I Travestiti, La Gitana,1968 di Lisetta Carmi, courtesy Galleria Martini Ronchetti
19 Giugno 2020
Anita Raja

Voglio premettere che non sono una traduttrice di professione, nel senso che la mia attività di traduttrice letteraria dal tedesco è stata sempre un’attività collaterale, che mi ha accompagnato negli ultimi trentacinque-quaranta anni in modo costante ancorchè saltuario, e che ho svolto essenzialmente per piacere. È una differenza importante: poiché tradurre non è mai stato il lavoro che mi dava da vivere, ho avuto il grande privilegio di poter scegliere i testi che mi interessavano, che cioè avevano ai miei occhi buone se non elevate qualità letterarie e che in ogni caso comportavano un mio più o meno forte coinvolgimento.

Che cosa è, per me, tradurre letteratura?
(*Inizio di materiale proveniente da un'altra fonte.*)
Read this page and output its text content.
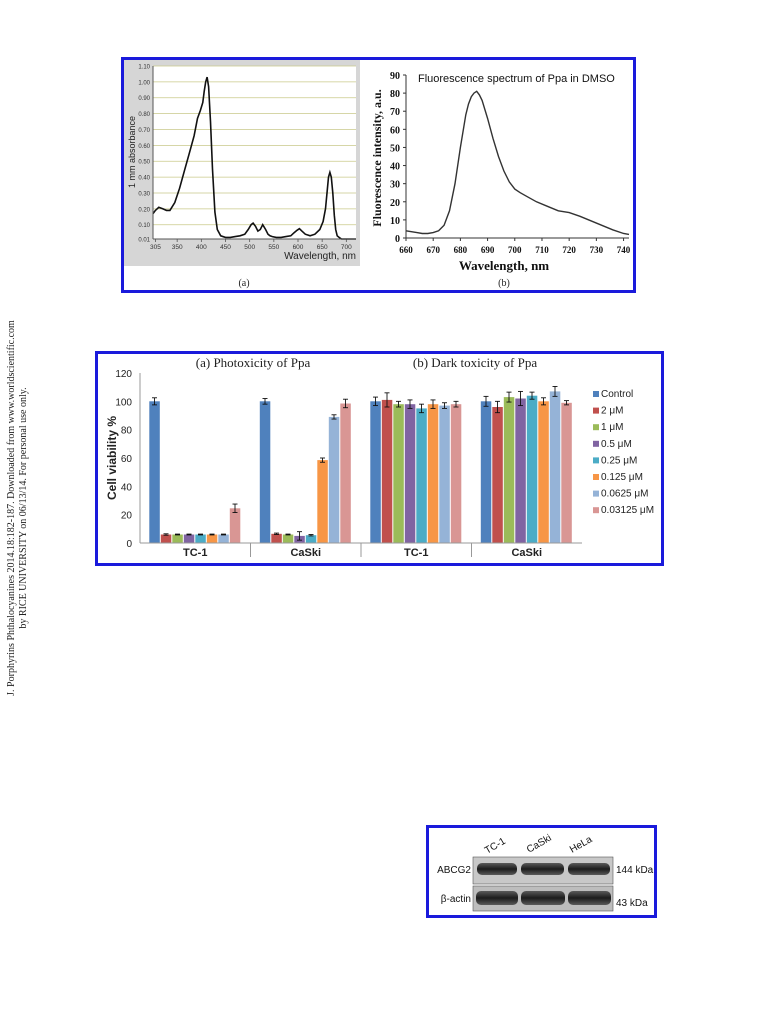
J. Porphyrins Phthalocyanines 2014.18:182-187. Downloaded from www.worldscientific.com by RICE UNIVERSITY on 06/13/14. For personal use only.
0.01
0.10
0.20
0.30
0.40
0.50
0.60
0.70
0.80
0.90
1.00
1.10
305 350 400 450 500 550 600 650 700
1 mm absorbance
Wavelength, nm
(a)
0
10
20
30
40
50
60
70
80
90
660 670 680 690 700 710 720 730 740
Fluorescence spectrum of Ppa in DMSO
Fluorescence intensity, a.u.
Wavelength, nm
(b)
(a) Photoxicity of Ppa	(b) Dark toxicity of Ppa
Cell viability %
0
20
40
60
80
100
120
TC-1	CaSki	TC-1	CaSki
Control
2 μM
1 μM
0.5 μM
0.25 μM
0.125 μM
0.0625 μM
0.03125 μM
TC-1 CaSki HeLa
ABCG2
β-actin
144 kDa
43 kDa
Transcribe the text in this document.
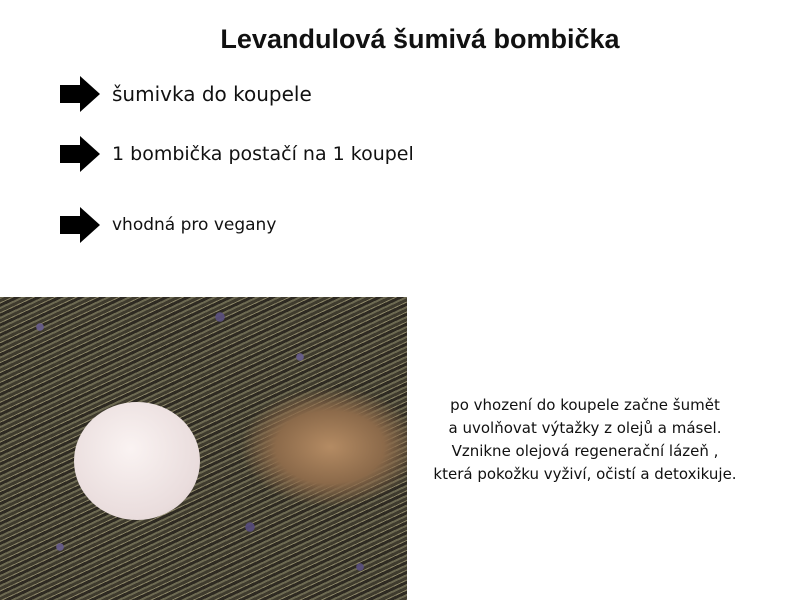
Levandulová šumivá bombička
šumivka do koupele
1 bombička postačí na 1 koupel
vhodná pro vegany
po vhození do koupele začne šumět
a uvolňovat výtažky z olejů a másel.
Vznikne olejová regenerační lázeň ,
která pokožku vyživí, očistí a detoxikuje.
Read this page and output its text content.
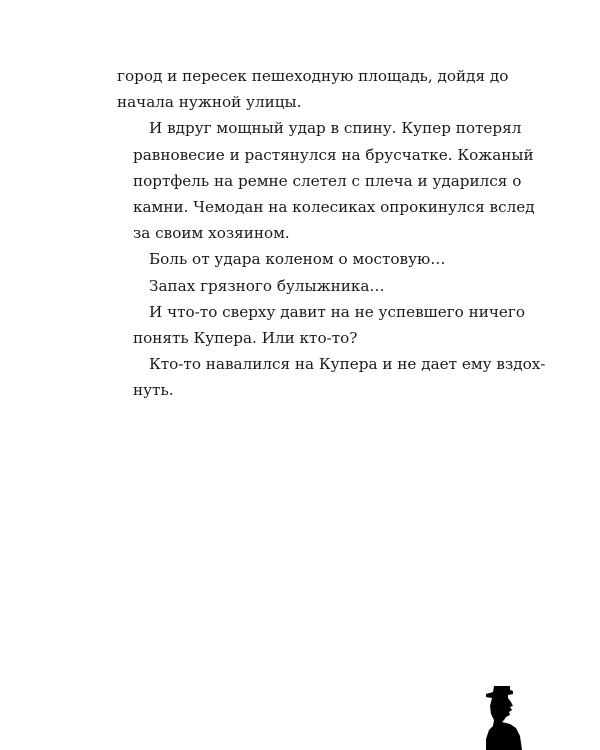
город и пересек пешеходную площадь, дойдя до
начала нужной улицы.
И вдруг мощный удар в спину. Купер потерял
равновесие и растянулся на брусчатке. Кожаный
портфель на ремне слетел с плеча и ударился о
камни. Чемодан на колесиках опрокинулся вслед
за своим хозяином.
Боль от удара коленом о мостовую…
Запах грязного булыжника…
И что-то сверху давит на не успевшего ничего
понять Купера. Или кто-то?
Кто-то навалился на Купера и не дает ему вздох-
нуть.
È stabilire una relazione tutta verbale che, partendo da un testo scritto, genera un altro testo scritto: non solo quindi un rapporto tra due lingue, ma soprattutto un rapporto tra due scritture, tra due atti di parola che per loro natura sono fortemente individualizzati.

Questa relazione non è paritaria, anzi è caratterizzata dalla disparità, perché chi traduce è sempre in una condizione di servizio, cioè si pone al servizio di un testo di partenza che detta il testo di arrivo. Chi traduce deve far posto a un testo fortemente strutturato, e per farlo deve tirarsi indietro, accogliere l’altra/o, lasciarsene invadere, ospitarla/o.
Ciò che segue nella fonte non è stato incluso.